At present, a 6 cent per kg top-up is payable on in-spec cattle (that is, O= or better in conformation, providing the animal is aged under 30 months).
IFA apparently want to see this payment increased to 20 cents a kilo. Sounds good in theory, but let us examine the Quality Assurance Scheme in a little more detail and see how any improved payment might be funded.
Michael Doran IFA’s livestock chairman is quoted as saying. “The costs of producing QA animals have increased significantly and farmers need to be adequately rewarded.”
I agree with him on that point, however I believe that all animals which are sourced from Bord Bia-approved farms should be eligible for additional payments, not just those aged under 30 months and within restricted classes of conformation.
Am I under an illusion, or is it not a fact that all beef slaughtered from quality assured farms and sold for either domestic or foreign consumption is marketed as fully traceable and quality assured?
To qualify at present for the QA bonus payment, an animal must be aged under 30 months. and that can cause difficulties. The problem with setting unrealistic age limits — and 30 months is often an unrealistic age to get the best weight and conformation result from an animal — is that every animal is different.
Unlike a factory production line where you put X, Y and Z in at one end, and get a uniform result at the other, beef finishing has never conformed to such a simplistic model. As Mr Doran pointed out, it’s a costly business, and to achieve the most beneficial result from a farming point of view, economics and common sense can on occasion dictate that allowing animals to mature naturally without too much in the way of added feed costs is the most viable option.
In a grass based system, many of the breeds we use naturally require a couple of extra months over and above 30 to reach their full potential. My point is the obvious one, expanding the current system could in effect penalise further those farmers who produce a top quality product just because they allow their animals to age a little more. Remember too, our success abroad is one built on our green image, an image that portrays Irish farming as being very in tune with nature.
For what the IFA have suggested to work, you would in effect have to create a more pronounced two-tier payment structure. Allowing that processors will always pay the minimum required to secure cattle, it’s not unreasonable to assume that the introduction of a 20 cent premium on QA animals could see base prices maintained, but out-of-spec cattle could in effect be discounted further, in effect robbing Peter to pay Paul! Alternatively, the processing sector might decide to open up its books, and show exactly how much of a premium under-30 month cattle earn, as opposed to their older comrades, therefore eliminating any doubt as to their superior worth.

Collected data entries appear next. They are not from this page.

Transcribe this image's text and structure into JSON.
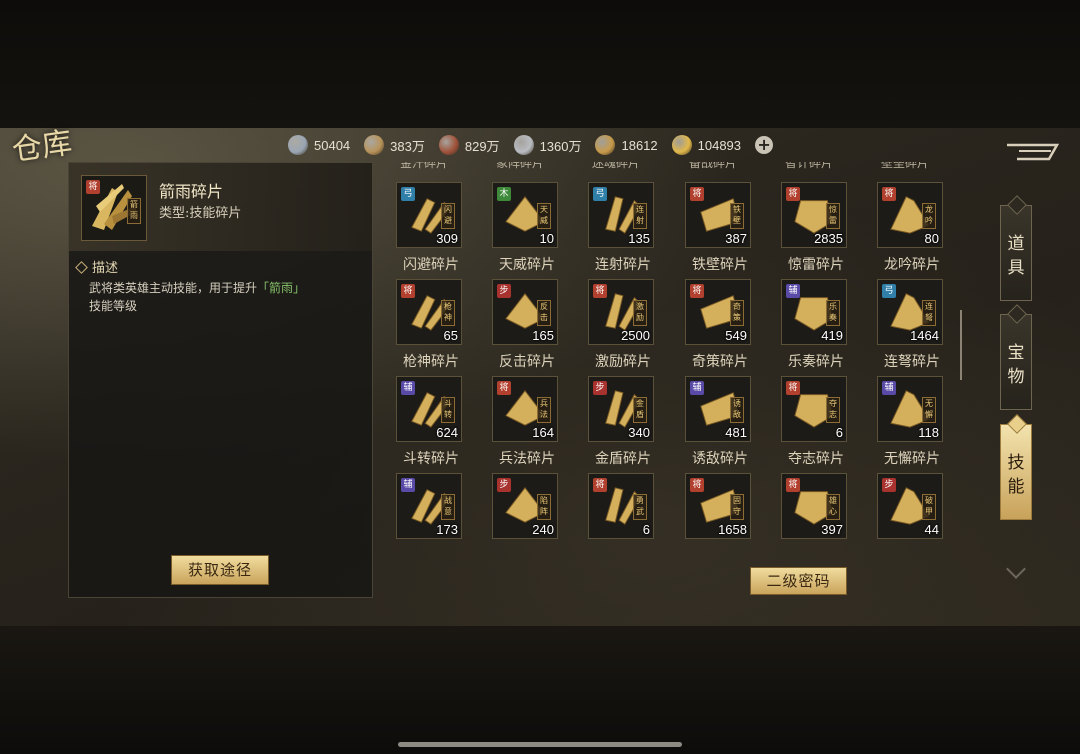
{
  "title": "仓库",
  "resources": [
    {
      "icon": "silver-coin-icon",
      "value": "50404",
      "color": "#9aa6b4"
    },
    {
      "icon": "grain-icon",
      "value": "383万",
      "color": "#b8935a"
    },
    {
      "icon": "wood-icon",
      "value": "829万",
      "color": "#a0523a"
    },
    {
      "icon": "iron-icon",
      "value": "1360万",
      "color": "#b9bcc2"
    },
    {
      "icon": "copper-coin-icon",
      "value": "18612",
      "color": "#c79a4a"
    },
    {
      "icon": "gold-ingot-icon",
      "value": "104893",
      "color": "#e2b84a"
    }
  ],
  "selected": {
    "name": "箭雨碎片",
    "type": "类型:技能碎片",
    "tag": "将",
    "seal": "箭雨",
    "desc_label": "描述",
    "desc_pre": "武将类英雄主动技能，用于提升",
    "desc_hl": "「箭雨」",
    "desc_post": "技能等级",
    "get_button": "获取途径"
  },
  "top_row": [
    "金汗碎片",
    "象阵碎片",
    "迷魂碎片",
    "备战碎片",
    "智计碎片",
    "壁垒碎片"
  ],
  "items": [
    {
      "name": "闪避碎片",
      "count": "309",
      "tag": "弓",
      "seal": "闪避"
    },
    {
      "name": "天威碎片",
      "count": "10",
      "tag": "木",
      "seal": "天威"
    },
    {
      "name": "连射碎片",
      "count": "135",
      "tag": "弓",
      "seal": "连射"
    },
    {
      "name": "铁壁碎片",
      "count": "387",
      "tag": "将",
      "seal": "铁壁"
    },
    {
      "name": "惊雷碎片",
      "count": "2835",
      "tag": "将",
      "seal": "惊雷"
    },
    {
      "name": "龙吟碎片",
      "count": "80",
      "tag": "将",
      "seal": "龙吟"
    },
    {
      "name": "枪神碎片",
      "count": "65",
      "tag": "将",
      "seal": "枪神"
    },
    {
      "name": "反击碎片",
      "count": "165",
      "tag": "步",
      "seal": "反击"
    },
    {
      "name": "激励碎片",
      "count": "2500",
      "tag": "将",
      "seal": "激励"
    },
    {
      "name": "奇策碎片",
      "count": "549",
      "tag": "将",
      "seal": "奇策"
    },
    {
      "name": "乐奏碎片",
      "count": "419",
      "tag": "辅",
      "seal": "乐奏"
    },
    {
      "name": "连弩碎片",
      "count": "1464",
      "tag": "弓",
      "seal": "连弩"
    },
    {
      "name": "斗转碎片",
      "count": "624",
      "tag": "辅",
      "seal": "斗转"
    },
    {
      "name": "兵法碎片",
      "count": "164",
      "tag": "将",
      "seal": "兵法"
    },
    {
      "name": "金盾碎片",
      "count": "340",
      "tag": "步",
      "seal": "金盾"
    },
    {
      "name": "诱敌碎片",
      "count": "481",
      "tag": "辅",
      "seal": "诱敌"
    },
    {
      "name": "夺志碎片",
      "count": "6",
      "tag": "将",
      "seal": "夺志"
    },
    {
      "name": "无懈碎片",
      "count": "118",
      "tag": "辅",
      "seal": "无懈"
    },
    {
      "name": "",
      "count": "173",
      "tag": "辅",
      "seal": "战意"
    },
    {
      "name": "",
      "count": "240",
      "tag": "步",
      "seal": "陷阵"
    },
    {
      "name": "",
      "count": "6",
      "tag": "将",
      "seal": "勇武"
    },
    {
      "name": "",
      "count": "1658",
      "tag": "将",
      "seal": "固守"
    },
    {
      "name": "",
      "count": "397",
      "tag": "将",
      "seal": "雄心"
    },
    {
      "name": "",
      "count": "44",
      "tag": "步",
      "seal": "破甲"
    }
  ],
  "tag_colors": {
    "将": "#b2402e",
    "弓": "#2f7fa8",
    "木": "#3e8a3a",
    "步": "#a8322e",
    "辅": "#5a4aa8"
  },
  "tabs": [
    {
      "label": "道具",
      "active": false
    },
    {
      "label": "宝物",
      "active": false
    },
    {
      "label": "技能",
      "active": true
    }
  ],
  "password_button": "二级密码"
}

In keeping with our image abroad, as mentioned earlier, quality payments should be made on the basis not of age or conformation, but on the basis that if a farm is quality assured, all food produced thereon conforms to the highest standards of animal welfare, production ethics, and that the farming practices used are environmentally sustainable.
I therefore think that before the IFA commits its members further, they should seek the support of Bord Bia to have the quality payment system expanded on the basis outlined above, thus putting the payments more in line with consumers’ understanding of quality as opposed to industry efficiencies.